The creamy-bellied antwren (Herpsilochmus motacilloides) is a species of bird in subfamily Thamnophilinae of family Thamnophilidae, the "typical antbirds". It is endemic to Peru.

==Taxonomy and systematics==

For much of the twentieth century the creamy-bellied antwren was treated as a subspecies of the Bahia antwren (Herpsilochmus pileatus), though at least one study suggested that it was a species. In the early twenty-first century, phylogenetic and other analyses confirmed that it is a species. The creamy-bellied antwren and the ash-throated antwren (H. parkeri) are sister species.

The creamy-bellied antwren is monotypic.

==Description==

The creamy-bellied antwren is about 12 cm long and weighs about 10.5 to 13 g. Adult males have a black crown and nape, a white supercilium, a thin black streak through the eye, and white ear coverts. Their back and rump are gray or olive gray with white-tipped blackish scapulars and a small hidden white patch between them. Their wings are black with white tips on the coverts and white edges on the flight feathers. Their central tail feathers are black with small white tips; the rest are black with white tips that are progressively larger to the entirely white outermost pair. Their throat is white or pale yellow buff and their breast and belly pale yellow with a light gray wash on the sides of the breast and flanks. Adult females have a rusty brown forehead and a black streak behind the eye. Their crown and nape are black with white streaks. Their back and rump are olive gray with white-edged blackish scapulars. Their wings are black with white tips on the coverts and pale olive brown or whitish brown edges. Their tail is like the male's. Their throat is white and the rest of their underparts are like the male's. Adults have a brown iris, a black maxilla, a grayish blue mandible, and blue-gray or grayish blue legs and feet.

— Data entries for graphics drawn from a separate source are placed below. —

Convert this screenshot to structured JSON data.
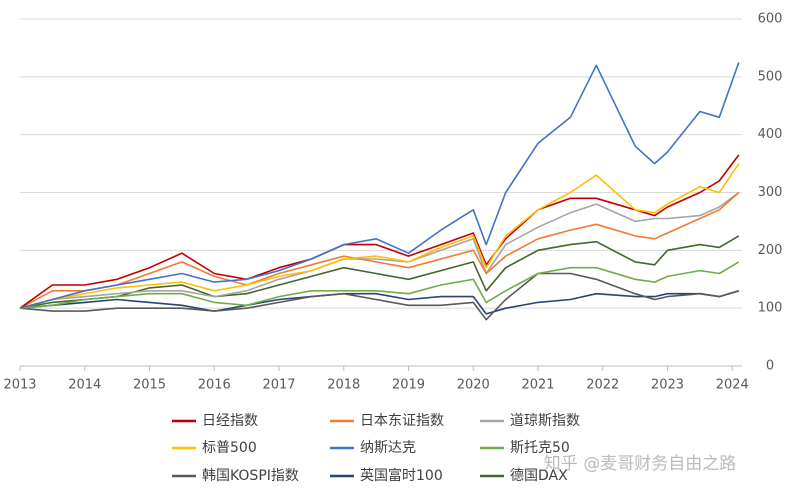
{
  "chart_data": {
    "type": "line",
    "x": [
      2013,
      2013.5,
      2014,
      2014.5,
      2015,
      2015.5,
      2016,
      2016.5,
      2017,
      2017.5,
      2018,
      2018.5,
      2019,
      2019.5,
      2020,
      2020.2,
      2020.5,
      2021,
      2021.5,
      2021.9,
      2022.5,
      2022.8,
      2023,
      2023.5,
      2023.8,
      2024.1
    ],
    "series": [
      {
        "name": "日经指数",
        "color": "#c00000",
        "values": [
          100,
          140,
          140,
          150,
          170,
          195,
          160,
          150,
          170,
          185,
          210,
          210,
          190,
          210,
          230,
          175,
          220,
          270,
          290,
          290,
          270,
          260,
          275,
          300,
          320,
          365
        ]
      },
      {
        "name": "日本东证指数",
        "color": "#ed7d31",
        "values": [
          100,
          130,
          130,
          140,
          160,
          180,
          155,
          140,
          160,
          175,
          190,
          180,
          170,
          185,
          200,
          160,
          190,
          220,
          235,
          245,
          225,
          220,
          230,
          255,
          270,
          300
        ]
      },
      {
        "name": "道琼斯指数",
        "color": "#a5a5a5",
        "values": [
          100,
          115,
          120,
          125,
          130,
          130,
          120,
          130,
          150,
          165,
          185,
          185,
          180,
          200,
          220,
          160,
          210,
          240,
          265,
          280,
          250,
          255,
          255,
          260,
          275,
          300
        ]
      },
      {
        "name": "标普500",
        "color": "#ffc000",
        "values": [
          100,
          115,
          125,
          135,
          140,
          145,
          130,
          140,
          155,
          165,
          185,
          190,
          180,
          205,
          225,
          170,
          225,
          270,
          300,
          330,
          270,
          265,
          280,
          310,
          300,
          350
        ]
      },
      {
        "name": "纳斯达克",
        "color": "#4472c4",
        "values": [
          100,
          115,
          130,
          140,
          150,
          160,
          145,
          150,
          165,
          185,
          210,
          220,
          195,
          235,
          270,
          210,
          300,
          385,
          430,
          520,
          380,
          350,
          370,
          440,
          430,
          525
        ]
      },
      {
        "name": "斯托克50",
        "color": "#70ad47",
        "values": [
          100,
          105,
          115,
          120,
          125,
          125,
          110,
          105,
          120,
          130,
          130,
          130,
          125,
          140,
          150,
          110,
          130,
          160,
          170,
          170,
          150,
          145,
          155,
          165,
          160,
          180
        ]
      },
      {
        "name": "韩国KOSPI指数",
        "color": "#595959",
        "values": [
          100,
          95,
          95,
          100,
          100,
          100,
          95,
          100,
          110,
          120,
          125,
          115,
          105,
          105,
          110,
          80,
          115,
          160,
          160,
          150,
          125,
          115,
          120,
          125,
          120,
          130
        ]
      },
      {
        "name": "英国富时100",
        "color": "#264478",
        "values": [
          100,
          105,
          110,
          115,
          110,
          105,
          95,
          105,
          115,
          120,
          125,
          125,
          115,
          120,
          120,
          90,
          100,
          110,
          115,
          125,
          120,
          120,
          125,
          125,
          120,
          130
        ]
      },
      {
        "name": "德国DAX",
        "color": "#43682b",
        "values": [
          100,
          110,
          115,
          120,
          135,
          140,
          120,
          125,
          140,
          155,
          170,
          160,
          150,
          165,
          180,
          130,
          170,
          200,
          210,
          215,
          180,
          175,
          200,
          210,
          205,
          225
        ]
      }
    ],
    "xlim": [
      2013,
      2024.15
    ],
    "xticks": [
      2013,
      2014,
      2015,
      2016,
      2017,
      2018,
      2019,
      2020,
      2021,
      2022,
      2023,
      2024
    ],
    "ylim": [
      0,
      600
    ],
    "yticks": [
      0,
      100,
      200,
      300,
      400,
      500,
      600
    ],
    "grid": true,
    "annotation": "知乎 @麦哥财务自由之路"
  }
}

==Distribution and habitat==

The creamy-bellied antwren is found on the east side of the Peruvian Andes between the departments of Huánuco and Cuzco. It inhabits it interior and edges of humid montane forest where it favors areas with tall trees and much moss and epiphytes. In elevation it ranges between 900 and 2100 m.

==Behavior==
===Movement===

The creamy-bellied antwren is a year-round resident throughout its range.

===Feeding===

The creamy-bellied antwren's diet has not been detailed but is known to include insects. It usually forages in pairs and often as a member of a mixed-species feeding flock. It mostly forages in the outer branches of trees, gleaning prey from leaves.

===Breeding===

The creamy-bellied antwren is believed to be monogamous, but nothing else is known about its breeding biology.

===Vocalization===

The creamy-bellied antwren's song is "a rapid, accelerating series of rich notes, which rises slightly and then falls [with] two or three distinct introductory notes...chew-PEE-PEE kree'e'E'E'e'e'e'e'e'rr".

==Status==

The IUCN originally in 2004 assessed the creamy-bellied antwren as being of Least Concern, then in 2012 as Near Threatened, and in 2023 again as of Least Concern. It has a large range and an unknown population size that is believed to be decreasing. "The primary threat to this species is accelerating deforestation in its range as forests are logged for conversion into pastures and agriculture cultivation." It is considered uncommon to locally fairly common. "With its relatively small geographic range, and restricted elevational range, Creamy-bellied Antwren is vulnerable to habitat loss or degradation."